Un collectif mène l’enquête

Sur ce sujet brûlant, la Fnath (Fédération des accidentés de la vie) est aussitôt montée au créneau. France assos santé s’en est, elle aussi, emparée tandis qu’un collectif militant, « Les oubliés de la réforme 2022-257 », a vu le jour. Son credo : « Tu prends ma pension, prends aussi mon handicap ». Actif sur Facebook, ce dernier réunit à ce jour 900 membres mais estime à 10 000 (peut-être même 12 000) le nombre de pensionnés lésés (la Direction de la Sécurité sociale estimait leur nombre à 7 812 fin 2022). Sa pétition en ligne a déjà recueilli plus de 20 000 signatures. Malgré les alertes répétées, au gouvernement, aux députés, rien ne bouge depuis des mois, plongeant les personnes lésées dans une grande précarité et surtout une immense détresse. « Avec le PASS à ne pas dépasser, un malade/handicapé en invalidité ne peut pas avoir une rémunération à la hauteur de ses talents, de son niveau d’études, de ses compétences professionnelles… », s’indigne ce collectif. Pour attester de cette « situation aussi ubuesque que dramatique », il a décidé de dresser, avec cinq mois de recul, un état des lieux qui analyse, à partir des remontées du terrain, les impacts concrets de cette réforme. Menée auprès d’un échantillon de 130 à 150 personnes selon les items, cette enquête de 50 pages est publiée le 10 mai 2023. A noter que si cette mesure impacte surtout les personnes ayant de bons revenus, ce qui est confirmé dans ce sondage puisque 85 % ont le statut de cadre, elle peut aussi avoir des effets sur les salaires en dessous du PASS, ce que nous verrons plus bas.

Des ressources amputées

Les pensionnés impactés verraient ainsi leurs ressources amputées de 30 à 70 % du jour au lendemain, sans que rien n’ait été annoncé. En détail : 20 % perdent moins de 500 euros par mois de PI, 40 % entre 500 et 1 000 et 40 % plus de 1 000. Ce plafond du PASS est même appliqué pour les indemnités de licenciement, entraînant la suspension de la pension d’invalidité durant un an puisque ce sont les ressources sur douze mois glissants qui sont désormais prises en compte. Pour 40 % des sondés, il y a une « perte totale de la pension d’invalidité », avec des effets par ricochet particulièrement désastreux, à trois niveaux. Tout d’abord, cette mesure peut impacter les assurances supplémentaires, dites « rentes de prévoyance », qui tombent à zéro lorsque la pension d’invalidité est à zéro (cela dépend des contrats et des caisses de prévoyance). Le collectif estime alors les pertes financières cumulées (PI + prévoyance) à 1 200 euros brut en moyenne par mois. De même, les points et trimestres retraites (de base et complémentaire) en invalidité sont perdus. Enfin, les emprunts ne sont plus pris en charge par les compagnies d’assurances en cas de pension à zéro. La « triple peine », selon le collectif.

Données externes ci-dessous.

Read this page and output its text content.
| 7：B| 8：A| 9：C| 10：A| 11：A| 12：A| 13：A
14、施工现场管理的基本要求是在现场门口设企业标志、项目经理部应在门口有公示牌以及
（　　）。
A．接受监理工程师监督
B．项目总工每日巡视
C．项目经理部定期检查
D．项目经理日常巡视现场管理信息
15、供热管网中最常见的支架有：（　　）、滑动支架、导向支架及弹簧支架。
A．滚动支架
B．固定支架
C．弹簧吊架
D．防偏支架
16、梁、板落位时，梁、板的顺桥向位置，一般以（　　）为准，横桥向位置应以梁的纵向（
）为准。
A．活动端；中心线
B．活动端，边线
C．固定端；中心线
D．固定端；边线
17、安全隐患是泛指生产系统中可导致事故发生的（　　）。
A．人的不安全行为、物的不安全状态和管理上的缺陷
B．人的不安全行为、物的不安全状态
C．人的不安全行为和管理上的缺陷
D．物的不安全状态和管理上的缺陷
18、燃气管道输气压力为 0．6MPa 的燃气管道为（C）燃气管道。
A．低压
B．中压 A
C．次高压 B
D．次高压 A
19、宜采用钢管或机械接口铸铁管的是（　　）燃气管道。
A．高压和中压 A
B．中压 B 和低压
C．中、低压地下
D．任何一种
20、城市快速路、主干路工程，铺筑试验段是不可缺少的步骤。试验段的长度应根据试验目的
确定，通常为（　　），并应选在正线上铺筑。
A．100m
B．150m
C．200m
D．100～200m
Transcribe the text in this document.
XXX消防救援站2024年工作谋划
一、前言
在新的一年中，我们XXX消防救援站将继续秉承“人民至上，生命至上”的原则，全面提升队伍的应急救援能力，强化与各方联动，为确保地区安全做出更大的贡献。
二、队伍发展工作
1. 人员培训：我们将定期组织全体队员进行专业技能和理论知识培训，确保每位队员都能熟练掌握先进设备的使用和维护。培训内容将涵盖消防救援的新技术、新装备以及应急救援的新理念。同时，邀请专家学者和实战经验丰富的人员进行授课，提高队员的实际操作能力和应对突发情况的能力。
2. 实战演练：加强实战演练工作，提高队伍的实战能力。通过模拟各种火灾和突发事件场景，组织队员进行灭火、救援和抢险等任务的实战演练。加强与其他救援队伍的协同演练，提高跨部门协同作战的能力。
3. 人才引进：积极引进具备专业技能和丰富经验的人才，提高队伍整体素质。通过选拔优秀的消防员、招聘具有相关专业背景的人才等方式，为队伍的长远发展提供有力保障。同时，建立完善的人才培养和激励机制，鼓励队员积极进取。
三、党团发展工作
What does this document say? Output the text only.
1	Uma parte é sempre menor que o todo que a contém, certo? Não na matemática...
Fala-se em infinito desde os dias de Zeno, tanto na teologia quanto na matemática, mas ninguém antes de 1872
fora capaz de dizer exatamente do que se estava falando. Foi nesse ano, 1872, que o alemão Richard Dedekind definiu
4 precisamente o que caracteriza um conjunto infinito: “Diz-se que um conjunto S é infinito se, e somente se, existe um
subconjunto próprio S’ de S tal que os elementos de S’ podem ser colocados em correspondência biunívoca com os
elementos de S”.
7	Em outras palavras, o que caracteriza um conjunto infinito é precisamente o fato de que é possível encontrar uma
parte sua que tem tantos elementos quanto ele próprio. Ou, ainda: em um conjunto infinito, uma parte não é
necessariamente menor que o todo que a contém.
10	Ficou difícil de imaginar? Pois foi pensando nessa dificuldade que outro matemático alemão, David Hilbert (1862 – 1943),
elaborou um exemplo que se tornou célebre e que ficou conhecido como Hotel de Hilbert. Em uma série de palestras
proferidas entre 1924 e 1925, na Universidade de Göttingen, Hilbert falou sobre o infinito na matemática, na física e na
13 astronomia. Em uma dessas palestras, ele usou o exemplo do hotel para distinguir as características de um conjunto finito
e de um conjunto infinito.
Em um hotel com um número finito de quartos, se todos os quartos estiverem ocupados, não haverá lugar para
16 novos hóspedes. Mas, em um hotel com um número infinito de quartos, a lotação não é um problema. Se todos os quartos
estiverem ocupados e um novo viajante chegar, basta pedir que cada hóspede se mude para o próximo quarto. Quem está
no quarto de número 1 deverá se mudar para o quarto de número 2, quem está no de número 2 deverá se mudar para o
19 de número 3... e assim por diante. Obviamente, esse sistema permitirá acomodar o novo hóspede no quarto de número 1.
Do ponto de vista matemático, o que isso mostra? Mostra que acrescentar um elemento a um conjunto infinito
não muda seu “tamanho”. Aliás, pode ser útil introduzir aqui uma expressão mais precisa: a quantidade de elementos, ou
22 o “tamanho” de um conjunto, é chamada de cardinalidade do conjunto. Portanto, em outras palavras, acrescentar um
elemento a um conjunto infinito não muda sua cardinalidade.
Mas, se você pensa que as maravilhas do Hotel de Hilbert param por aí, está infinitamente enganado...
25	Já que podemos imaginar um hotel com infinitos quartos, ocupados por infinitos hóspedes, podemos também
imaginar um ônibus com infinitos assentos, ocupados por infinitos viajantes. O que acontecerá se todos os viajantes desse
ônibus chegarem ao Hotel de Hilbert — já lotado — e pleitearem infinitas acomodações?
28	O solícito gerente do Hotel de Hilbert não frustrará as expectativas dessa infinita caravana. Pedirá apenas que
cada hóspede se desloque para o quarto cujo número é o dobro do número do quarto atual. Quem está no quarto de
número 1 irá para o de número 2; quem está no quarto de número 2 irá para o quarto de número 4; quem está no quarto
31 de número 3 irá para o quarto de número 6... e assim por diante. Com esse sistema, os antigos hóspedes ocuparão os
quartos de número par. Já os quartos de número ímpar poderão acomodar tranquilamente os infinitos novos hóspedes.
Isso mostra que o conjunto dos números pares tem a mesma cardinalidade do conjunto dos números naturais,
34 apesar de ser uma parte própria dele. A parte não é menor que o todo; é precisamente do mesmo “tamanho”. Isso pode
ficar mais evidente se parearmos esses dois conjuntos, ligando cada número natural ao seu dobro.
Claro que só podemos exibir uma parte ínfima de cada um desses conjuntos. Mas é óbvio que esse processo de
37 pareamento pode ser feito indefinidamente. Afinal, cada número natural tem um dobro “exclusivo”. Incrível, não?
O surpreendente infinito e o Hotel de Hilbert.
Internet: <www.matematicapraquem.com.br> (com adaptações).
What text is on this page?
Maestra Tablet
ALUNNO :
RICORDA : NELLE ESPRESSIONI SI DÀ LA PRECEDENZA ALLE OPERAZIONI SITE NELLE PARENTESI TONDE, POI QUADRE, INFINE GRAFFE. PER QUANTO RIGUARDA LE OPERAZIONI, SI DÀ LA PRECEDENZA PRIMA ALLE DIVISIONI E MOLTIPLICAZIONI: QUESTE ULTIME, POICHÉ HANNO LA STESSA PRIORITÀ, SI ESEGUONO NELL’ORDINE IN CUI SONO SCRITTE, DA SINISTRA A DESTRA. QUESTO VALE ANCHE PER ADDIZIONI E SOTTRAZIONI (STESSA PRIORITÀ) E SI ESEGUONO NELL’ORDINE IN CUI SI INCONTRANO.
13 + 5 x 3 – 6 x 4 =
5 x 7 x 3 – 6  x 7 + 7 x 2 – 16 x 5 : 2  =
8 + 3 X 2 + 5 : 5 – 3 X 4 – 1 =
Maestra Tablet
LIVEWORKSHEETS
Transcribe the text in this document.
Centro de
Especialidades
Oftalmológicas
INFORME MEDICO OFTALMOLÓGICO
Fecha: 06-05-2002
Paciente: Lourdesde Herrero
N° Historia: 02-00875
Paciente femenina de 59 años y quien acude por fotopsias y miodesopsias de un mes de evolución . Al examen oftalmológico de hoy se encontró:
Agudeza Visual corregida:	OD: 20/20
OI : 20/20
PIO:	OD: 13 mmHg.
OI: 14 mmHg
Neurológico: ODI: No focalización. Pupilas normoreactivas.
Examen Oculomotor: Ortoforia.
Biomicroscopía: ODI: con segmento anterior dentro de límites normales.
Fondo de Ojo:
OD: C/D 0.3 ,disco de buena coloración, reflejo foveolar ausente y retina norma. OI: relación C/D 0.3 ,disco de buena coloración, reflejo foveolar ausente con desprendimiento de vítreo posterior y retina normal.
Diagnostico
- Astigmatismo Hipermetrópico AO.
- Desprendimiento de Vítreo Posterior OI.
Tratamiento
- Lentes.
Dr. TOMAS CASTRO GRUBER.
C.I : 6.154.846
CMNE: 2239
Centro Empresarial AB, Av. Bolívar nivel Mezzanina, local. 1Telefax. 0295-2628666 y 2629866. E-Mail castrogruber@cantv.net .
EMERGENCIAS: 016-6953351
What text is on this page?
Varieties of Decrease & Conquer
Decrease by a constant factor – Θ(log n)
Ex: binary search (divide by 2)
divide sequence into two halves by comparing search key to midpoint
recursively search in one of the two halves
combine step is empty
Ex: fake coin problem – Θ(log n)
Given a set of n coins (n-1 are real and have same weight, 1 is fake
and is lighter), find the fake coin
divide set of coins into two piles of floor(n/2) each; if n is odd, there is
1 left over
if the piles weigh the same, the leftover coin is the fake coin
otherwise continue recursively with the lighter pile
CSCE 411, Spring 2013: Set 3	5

Un mauvais calcul pour toutes les parties puisque ce dernier estime que « si 60 à 70 % des invalides impactés par ce décret réduisent leur activité ou arrêtent de travailler, l’Etat perd plus de 11 millions d’euros de cotisations par mois ! ». « Tout ça pour ça ? », se désole ce collectif pour qui il semble « difficile de croire qu’une étude d’impact ait été faite avant la mise en œuvre de cette réforme ». Selon lui, « les effets mentionnés étaient faciles à anticiper ».

Impact sur la santé

L’enquête explore bien plus que le seul volet financier et révèle également des « effets délétères sur la santé des pensionnés », avec de « légitimes inquiétudes quant à l’avenir et de l’anxiété, qui viennent aggraver un état déjà précaire ». D’autant que l’information peine à circuler, avec, selon le collectif, des « réponses inquiétantes des Caisses primaires d’assurances maladie (CPAM) » car les « services d’invalidité sont, hélas, souvent mal formés, au point de ne pas toujours être au courant de cette réforme ! ». Alors, quelle solution pour parer à l’urgence ? Travailler plus pour compenser la perte de pension ? Pour le collectif, cette réponse ne souffre d’aucune ambiguïté, pour une « raison simple », « il n’est tout simplement pas médicalement possible de demander plus aux personnes invalides sans affecter leur santé ». Les employeurs seraient, eux aussi, particulièrement « démunis » puisque des salariés compétents se mettent en arrêt maladie, réduisent leur temps de travail ou quittent leur emploi. « La situation est d’autant plus délicate que, pour percevoir de nouveau sa pension, il faut réduire sa quotité de travail durant un an », poursuit le collectif.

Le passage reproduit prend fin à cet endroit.